Per questo è seduto sul bordo della strada a mendicare; quando sente dire che sta passando Gesù comincia a gridare “Gesù, abbi pietà di me”: esprime così il dolore per la sua condizione di cecità e per l’emarginazione in cui è confinato, per la costrizione ad essere sul ciglio della strada a chiedere l’elemosina. Molti dei presenti si mettono a gridare per farlo smettere, ma lui, Bartimeo grida ancora più forte.

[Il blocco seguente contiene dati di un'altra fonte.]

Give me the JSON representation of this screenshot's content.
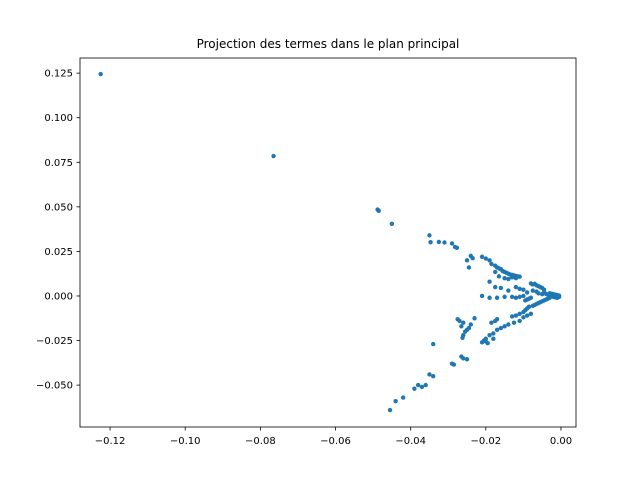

Questa situazione rappresenta in modo veritiero tante simili nella società e nel mondo attuali: le tante persone povere, emarginate, che fanno fatica non sono prese in considerazione, non sono ascoltate, è forte la tendenza a dimenticarle come numeri, esuberi, scarti: papa Francesco spesso sollecita a riflettere e a prendere posizione sulla cultura dello scarto.
Gesù invece ascolta le sue grida perché è attento e disponibile alle persone che incontra, ai loro vissuti, alle loro storie. “Chiamatelo qua”, dice.
Allora alcuni vanno verso il cieco e gli dicono: “Coraggio, alzati, ti vuol parlare”.
Lui butta via il mantello, balza in piedi e va vicino a Gesù.
Sentire l’attenzione, l’interesse di qualcuno che prende a cuore la tua persona infonde forza interiore, coraggio: il mantello che butta via assume anche il valore simbolico di una liberazione dalla struttura di emarginazione in cui è stato collocato; ora è iniziato il cammino della liberazione.
Può sembrare sorprendente che Gesù gli chieda che cosa desidera che faccia per lui; la sua richiesta in realtà è parte dell’incontro, della relazione, del coinvolgimento.
“Maestro, fa che io possa vedere di nuovo!”
E Gesù: “Vai, la tua fede ti ha salvato.”
Nei Vangeli i segni di accoglienza, guarigione, salvezza non vengono mai presentati come esperienze magiche: cioè un gesto, una parola farebbero accadere immediatamente qualcosa di prodigioso; sono invece collocati nella relazione tra Gesù e le persone; certamente è da evidenziare la forza, l’energia positiva che Gesù comunica, ma nello stesso tempo la fiducia, l’affidamento, la speranza delle persone nella relazione con lui, la loro presenza attiva.
Bartimeo recupera la vista e si mette a seguire Gesù lungo la via. Da emarginato sul ciglio della strada, a soggetto attivo in movimento. Nessuno deve essere emarginato, tutti possono diventare protagonisti.